Musee des Beaux Arts – also free – pretty decent art museum for a city this size. Mostly French artists I’ve never heard of, none of the ‘major’ works but a nice variety of, some of which I liked and it is housed in one of the best preserved medieval palaces in France. Some of the rooms have been done over and look like generic museum rooms, but a few are preserved as palace rooms. There are middle ages and Renaissance works plus contemporary pieces all kind of jumbled together which was actually more interesting than confusing. The tombs are the most well known.


A short walk from the Dijon Gare is the Jardin Darcy the town's first pubic garden . The garden features a lovely pool of blue-green water and is guarded by a "white bear" sculpture. Across the street is the Hotel de la Cloche, from the 15th century. And across the square from that is, Porte Guillaume, an 18th century triumphal arch, originally part of the town ramparts which were torn down in the 19th century leaving it standing alone in the middle of the square. Rue de la Liberte, the major pedestrian shopping street through the old city begins here.

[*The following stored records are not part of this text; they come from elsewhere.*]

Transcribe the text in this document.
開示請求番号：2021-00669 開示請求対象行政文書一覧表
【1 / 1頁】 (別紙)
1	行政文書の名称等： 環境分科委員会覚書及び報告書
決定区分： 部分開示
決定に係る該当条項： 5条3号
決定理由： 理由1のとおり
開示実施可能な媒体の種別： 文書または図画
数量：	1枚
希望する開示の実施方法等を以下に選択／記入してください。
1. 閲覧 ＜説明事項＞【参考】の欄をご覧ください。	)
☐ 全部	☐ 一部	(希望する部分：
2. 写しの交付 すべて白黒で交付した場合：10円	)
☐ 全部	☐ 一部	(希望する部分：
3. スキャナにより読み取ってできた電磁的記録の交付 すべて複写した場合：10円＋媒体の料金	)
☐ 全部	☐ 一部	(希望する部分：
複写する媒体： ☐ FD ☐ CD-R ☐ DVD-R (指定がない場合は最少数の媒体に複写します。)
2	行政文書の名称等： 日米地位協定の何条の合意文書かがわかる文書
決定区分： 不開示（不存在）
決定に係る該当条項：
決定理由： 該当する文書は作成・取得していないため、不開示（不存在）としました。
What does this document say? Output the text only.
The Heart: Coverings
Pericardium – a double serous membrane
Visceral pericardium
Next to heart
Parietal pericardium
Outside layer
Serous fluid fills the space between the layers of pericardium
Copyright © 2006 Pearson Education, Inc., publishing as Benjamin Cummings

One block north of Rue de la Liberte, Place Grangier is the site of the Hotel des Postes and an Art Nouveau building – totally different architectural styles designed at the same time by the same architect. Just past this is the Dijon Market, built in 1873. Athough housed in an impressive glass and iron building, unfortunately as European markets go, it was a dud.

Above top: Jardin Darcy;  Middle left: Hotel des Postes with the art nouveau building beside it;   Middle right: Port Guillaume  Lower: Dijon Market

Above left: City Loft Apartments entrance and view from my room. 

Dijon is a beautiful little city, just large enough that you don't get bored in an hour, small enough to know your way around the center easily enough. Even with doing the Owl walking tour, visiting three museums, two churches and a crypt two days was plenty. It would make a wonderful place to base to do day  trips to the surrounding region.

I stayed at the "City Loft Apartments", which for €71 night/single was one of the best bargains of the trip. The room was gigantic, with a kitchenette, right in the center of the old town (ten minute walk from the train station) with a fabulous view.

Place de la Liberation with it's multiple pavement fountains was lit with alternating colors in the evening, children were playing in the fountains (the high temperature while I was in Dijon was 102 F), the square is surrounded by restaurants with outside seating and was a lovely place to be in evening watching the sky turn deep blue and the lights come on the magnificent buildings turning them golden.













Very nice report on my beautiful town Isabel ! I'm very happy you enjoyed your stay in Dijon. Beautiful pictures that make you a great ambassador of my town.
I even noticed the little angel on the wall of my back alley (rue des Bons Enfants) and where my main entrance is (rue Rameau right in front of the Dukes Palace).